The officers stood, as did most of the scientists. Horvath thought for a moment and stood as well. He looked at the door, expecting the Admiral, but Captain Mikhailov was the only one there. So we have to go through this twice, Horvath thought.
The Admiral fooled him. He came in just as Mikhailov reached his seat, and muttered, "Carry on, gentlemen," so quickly that the Marine gunner had no chance to announce him.
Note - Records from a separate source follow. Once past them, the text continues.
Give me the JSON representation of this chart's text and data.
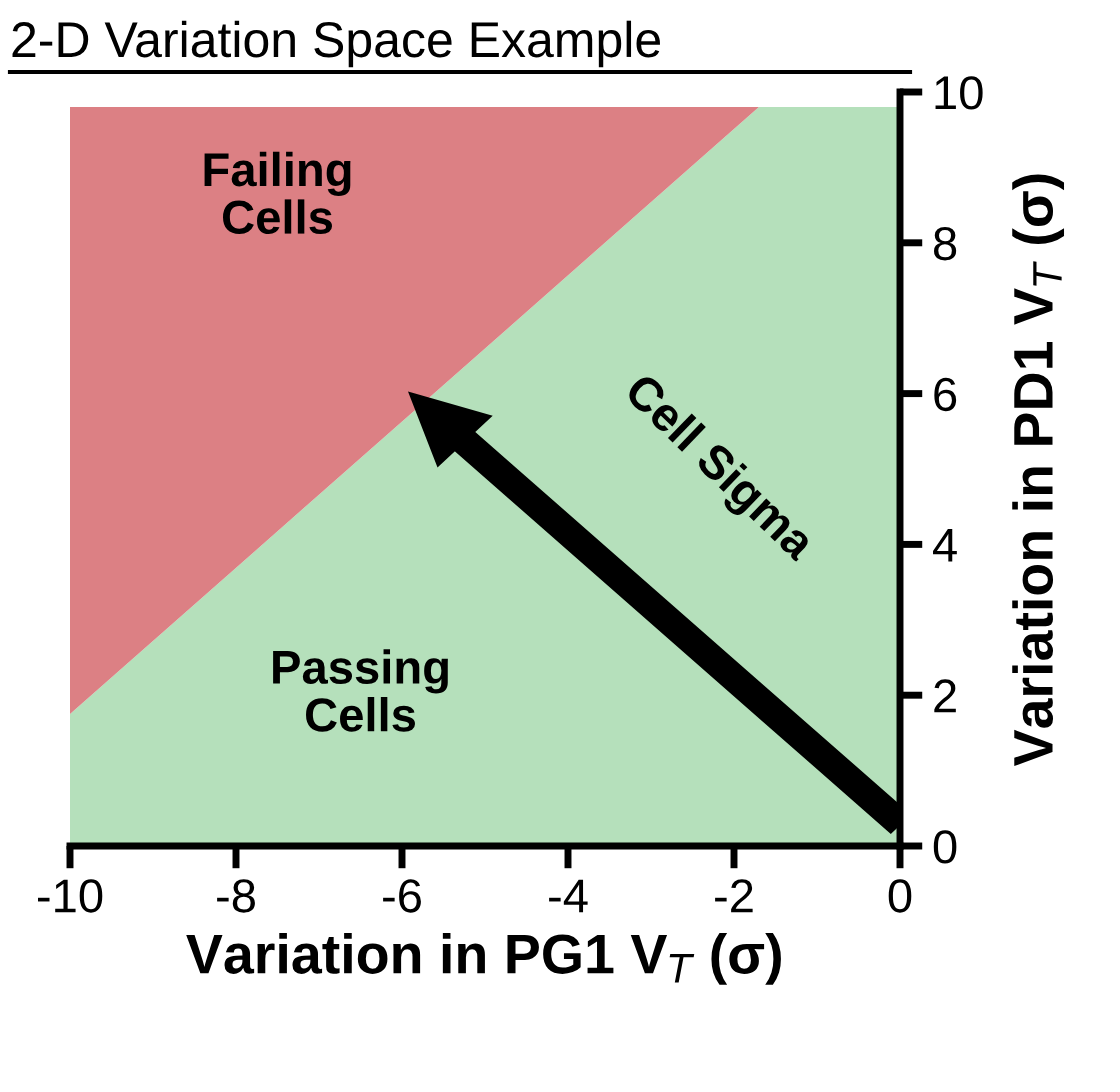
{
  "chart_data": {
    "type": "area",
    "stacked": true,
    "title": "2-D Variation Space Example",
    "xlabel": "Variation in PG1 V$_{T}$ (σ)",
    "ylabel": "Variation in PD1 V$_{T}$ (σ)",
    "x": [
      -10,
      -1.7,
      0
    ],
    "series": [
      {
        "color": "#b5e0bb",
        "values": [
          1.75,
          9.8,
          9.8
        ]
      },
      {
        "color": "#dc8084",
        "values": [
          8.05,
          0,
          0
        ]
      }
    ],
    "xlim": [
      -10,
      0
    ],
    "xticks": [
      -10,
      -8,
      -6,
      -4,
      -2,
      0
    ],
    "ylim": [
      0,
      10
    ],
    "yticks": [
      0,
      2,
      4,
      6,
      8,
      10
    ],
    "grid": false,
    "annotations": [
      "Failing\nCells",
      "Passing\nCells",
      "Cell Sigma"
    ]
  }
}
If anyone wanted to snub Kutuzov, they'd have to find another opportunity.
"Commander Borman will read from the expedition orders," Kutuzov said coldly.
"'Section Twelve. Council of War. Paragraph One. The Vice Admiral Commanding shall seek the advice of the scientific staff and senior officers of MacArthur except when delay would in the Admiral's judgment, and his alone, endanger the safety of the battleship Lenin.
"'Paragraph Two. If the senior scientist of this expedition shall disagree with the Vice Admiral Commanding, he may request a formal Council of War to render advice to the Admiral. The senior scientist may—'"
"That will be sufficient, Commander Borman," Kutuzov said. "Pursuant to these orders and upon formal request of Science Minister Horvath, this Council of War is convened to render advice on subject of aliens requesting passage to the Empire. Proceedings will be recorded. Minister Horvath, you may begin as you will."
Oh, wow, Sally thought. The atmosphere in here's like the chancel of St. Peter's during High Mass in New Rome. The formality ought to intimidate anyone who disagreed with Kutuzov.
"Thank you, Admiral," Horvath said politely. "Given that this may be a long session—after all, sir, we are discussing what may be the most important decision any of us will ever reach—I think refreshments might be in order. Could your people provide us with coffee, Captain Mikhailov?"